Connell is now sharing this experience back in Australia, where he is working with the Sikh community to produce a public art work of a young man who had refused to take off his turban and don a helmet while riding a bike.

Finally, Kay McMahon from Fashion at Queensland University of Technology talked about the changes in the Australian textile manufacturing base, which initially depended on migrants such as Italians and then Vietnamese. Many Australia designers like Easton Pearson are now finding India as the source of valuable production skills. Australia has the advantage of sharing a similar climate with India. The new generation are particularly concerned with the ethical issues of outsourcing. But McMahon cautioned that this ignores the capacity in our indigenous communities. Indian designers themselves were not always able create a global product, as opposed to garments for the local market.

In the discussion, there was a broad consensus that respect should be given to the author of creative goods, even if this wasn’t reinforced by a legal system of copyright. This respect should primarily be an ethical act, expressed principally through acknowledgement of sources. This returns us to the key standard from the first roundtable in Delhi, where it was felt that there should be attribution for any ‘meaningful contribution’ to the work.

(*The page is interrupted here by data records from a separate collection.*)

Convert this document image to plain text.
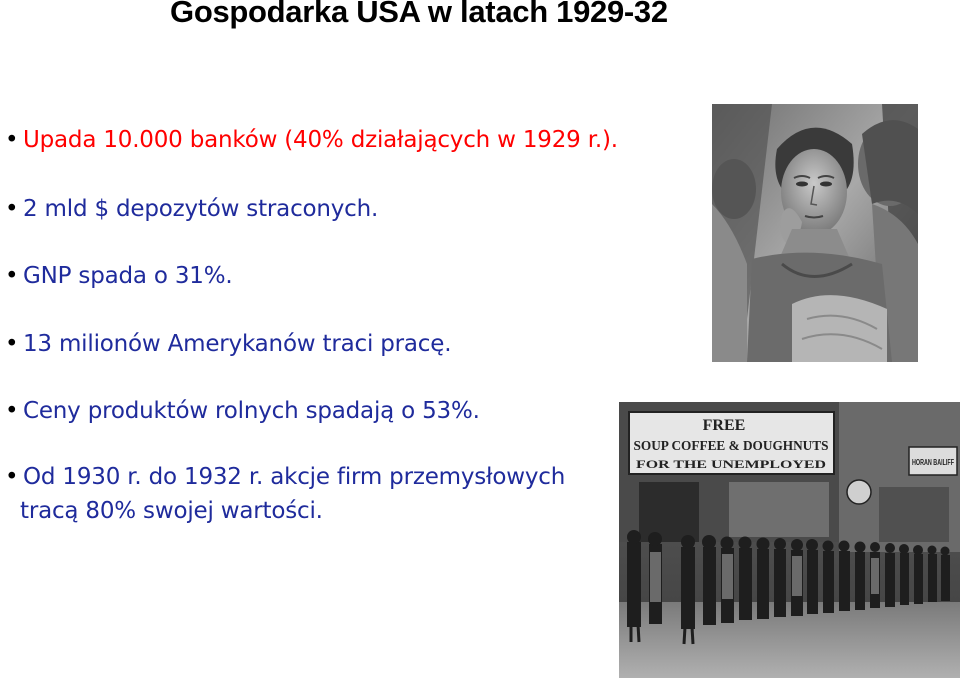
Gospodarka USA w latach 1929-32
• Upada 10.000 banków (40% działających w 1929 r.).
• 2 mld $ depozytów straconych.
• GNP spada o 31%.
• 13 milionów Amerykanów traci pracę.
• Ceny produktów rolnych spadają o 53%.
• Od 1930 r. do 1932 r. akcje firm przemysłowych
tracą 80% swojej wartości.
FREE
SOUP COFFEE & DOUGHNUTS
FOR THE UNEMPLOYED	HORAN BAILIFF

But there are now some new questions. To what extent does attribution provide those involved with the necessary capital to sustain their cultural practices? What are meaningful forms of attribution—compare the endless film credits with co-branding on swing tags? Does attribution necessarily imply consent to the use of one’s contribution?

As usual, the roundtable ended with much more to discuss. The encounter of two worlds that emerges from the growing number of creative partnerships between India and Australia continues to generate a lively jugalbandi.